The first (A) is that TextSecure truncates SHA-2 hashes and, particularly, HMAC-SHA2 MACs. MAC truncation is extraordinarily common and is a design goal for most authenticated encryption schemes. So far as anyone knows, truncation of SHA-2 hashes and HMAC-SHA2 MACs is completely safe; that is, HMAC-SHA2 isn't somehow less safe when truncated than GCM or Poly1305.
The second (B) is that the authors believed TextSecure to have swapped some of the parameters for the HMAC algorithm. Moxie has asserted that this is a mistake by the paper authors, and that TextSecure uses HMAC conventionally.
The third (C, and most of the rest of the paper) is an identity misbinding attack. An identity misbinding attack happens when it becomes possible for Mallory to present Alice's public key to Bob instead of her own, and have Bob reply with a message encrypted to Mallory-seeming-Alice. Mallory can't decrypt the message, but because it's encrypted to a key Alice has, Alice might act based on the message contents. Identity misbinding problems are endemic to public-key cryptography. They are a real issue for protocols in which computers chat with each other and take action (like, authorizing an HTTP request) based on identities. They are less of an issue in chat protocols. Of particular importance, contextually: every other chat protocol has much, much worse key management problems.

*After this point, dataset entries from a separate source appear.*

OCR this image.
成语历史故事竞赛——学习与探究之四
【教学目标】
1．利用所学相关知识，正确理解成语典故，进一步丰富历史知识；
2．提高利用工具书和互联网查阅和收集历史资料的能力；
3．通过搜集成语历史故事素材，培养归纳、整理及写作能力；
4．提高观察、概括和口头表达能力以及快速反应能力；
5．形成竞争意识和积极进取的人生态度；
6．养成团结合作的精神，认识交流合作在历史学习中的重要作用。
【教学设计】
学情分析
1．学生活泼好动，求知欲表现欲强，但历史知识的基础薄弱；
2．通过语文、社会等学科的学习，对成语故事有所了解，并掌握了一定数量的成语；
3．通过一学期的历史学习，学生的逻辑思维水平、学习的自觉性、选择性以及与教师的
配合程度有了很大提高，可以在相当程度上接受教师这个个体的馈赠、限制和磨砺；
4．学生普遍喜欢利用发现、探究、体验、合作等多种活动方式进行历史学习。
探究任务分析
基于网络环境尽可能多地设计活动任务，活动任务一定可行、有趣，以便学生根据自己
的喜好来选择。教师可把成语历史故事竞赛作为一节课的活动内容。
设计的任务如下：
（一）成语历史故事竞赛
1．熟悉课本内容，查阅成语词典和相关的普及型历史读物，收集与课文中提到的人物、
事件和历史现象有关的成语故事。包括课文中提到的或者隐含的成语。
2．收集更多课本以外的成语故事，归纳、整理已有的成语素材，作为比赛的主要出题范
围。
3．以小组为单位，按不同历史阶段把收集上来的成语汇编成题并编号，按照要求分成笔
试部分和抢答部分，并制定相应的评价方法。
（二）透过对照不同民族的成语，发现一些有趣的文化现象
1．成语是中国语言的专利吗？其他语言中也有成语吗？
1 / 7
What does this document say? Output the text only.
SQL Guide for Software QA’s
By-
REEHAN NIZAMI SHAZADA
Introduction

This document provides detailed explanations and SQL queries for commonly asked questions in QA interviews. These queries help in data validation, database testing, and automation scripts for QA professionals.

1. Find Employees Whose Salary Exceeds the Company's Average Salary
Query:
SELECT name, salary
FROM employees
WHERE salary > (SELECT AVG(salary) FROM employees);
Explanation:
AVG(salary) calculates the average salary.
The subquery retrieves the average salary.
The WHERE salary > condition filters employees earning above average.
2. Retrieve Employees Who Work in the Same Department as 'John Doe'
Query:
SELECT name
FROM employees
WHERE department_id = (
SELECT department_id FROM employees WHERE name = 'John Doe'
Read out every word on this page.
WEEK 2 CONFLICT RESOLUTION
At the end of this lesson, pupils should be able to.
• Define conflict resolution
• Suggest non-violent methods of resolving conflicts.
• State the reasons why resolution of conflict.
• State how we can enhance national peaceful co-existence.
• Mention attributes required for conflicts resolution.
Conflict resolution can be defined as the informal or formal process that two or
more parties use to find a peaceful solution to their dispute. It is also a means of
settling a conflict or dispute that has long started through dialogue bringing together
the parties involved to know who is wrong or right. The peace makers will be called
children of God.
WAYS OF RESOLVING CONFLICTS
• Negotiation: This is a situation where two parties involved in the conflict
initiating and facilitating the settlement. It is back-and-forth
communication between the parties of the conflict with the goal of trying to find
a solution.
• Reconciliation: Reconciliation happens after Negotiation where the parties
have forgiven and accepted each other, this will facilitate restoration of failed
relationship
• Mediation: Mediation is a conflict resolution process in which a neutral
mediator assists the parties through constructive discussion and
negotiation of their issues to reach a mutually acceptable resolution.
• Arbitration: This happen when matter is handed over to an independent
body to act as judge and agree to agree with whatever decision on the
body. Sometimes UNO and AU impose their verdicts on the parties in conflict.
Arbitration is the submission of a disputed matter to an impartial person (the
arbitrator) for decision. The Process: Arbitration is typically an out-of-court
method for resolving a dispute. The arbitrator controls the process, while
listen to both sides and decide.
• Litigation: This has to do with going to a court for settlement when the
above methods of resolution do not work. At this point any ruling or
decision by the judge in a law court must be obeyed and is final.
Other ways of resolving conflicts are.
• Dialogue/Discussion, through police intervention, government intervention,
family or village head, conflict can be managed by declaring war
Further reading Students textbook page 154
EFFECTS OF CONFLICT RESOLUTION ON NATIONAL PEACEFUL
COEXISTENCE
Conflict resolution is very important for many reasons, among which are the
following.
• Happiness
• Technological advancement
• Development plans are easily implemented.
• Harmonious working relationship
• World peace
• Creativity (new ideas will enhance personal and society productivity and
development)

Brian Smith says that this paper has value as part of a formal conversation about the security properties of TextSecure. I'm not qualified to evaluate that statement. I don't see anyone saying the paper has practical import for TextSecure or its users. TextSecure remains the best thing out there, I think.
(C) is the observation that you could lie and claim someone else's fingerprint (print it on your business card, for example). This doesn't accomplish much, but is a general issue with fingerprints (e.g. OTR, SSH).
You can try to bind more of the context (e.g. hash more identifying information into the session key or MAC), but this makes things rigid, particularly if parties might be contacted under aliases (e.g., imagine if SSH servers needed to be configured with all possible DNS names they might be contacted under, and rejected others).
But even then, you can't 100% prevent this - if the protocol "binds" the phone number, you can lie and claim someone else's phone number, or name, etc.
You don't need to rely on the assertions of the authors; you can find the source at https://github.com/whispersystems/textsecure .
Or am I missing something?
I believe miniLock uses it, too.
Kudos to moxie and team for building usable free software; it's so much harder to build something that people can use than it is to criticize others' work.
There are many data plans in Europe where SMS are charged at rip off rates, and are something to be avoided. Even just the risk of sending SMS is enough to put anyone off using the application. Especially when competing solutions work as expected - i.e. they will not send SMS at all, ever.
TextSecure certainly seems the best option, but its adoption wouldn't help me a lot (I could migrate my wife, my parents - but I most certainly won't be able to use it beyond that circle) and - I really, really dislike central services for communication. This isn't even a serious trust issue, I do believe that the developers of TextSecure are genuinely offering a great and secure text chat experience (ignoring that other solutions promise the same - Threema et al for example, but TextSecure comes with a lot more credibility and therefor trust). But I like to stay in control of my infrastructure. The xmpp server is the best fit - but the protocol and clients cause some issues and No One™ is using it, so the federation is a moot point.
Unless something drastic changed (or I'm utterly misinformed) you could run your own server - and you'd split the network. The explanation was, as far as I recall, that there's no easy way to route things if all you got is a mobile number as an identifier (So .. on what server is that client? A JID has a host, a mobile number doesn't).
To reiterate: You probably could run your own server. In which case you and the 3-5 people you might convince to use that server would share some infrastructure under your control. You would not be able to send a message to the 6th friend that happens to use TextSecure, but _also_ needs to be on the authentic/real network to chat with his family.
Edit: Partially based on https://twitter.com/moxie/status/438049169052155905
What if TextSecure and RedPhone were installed by default on a mobile operating system?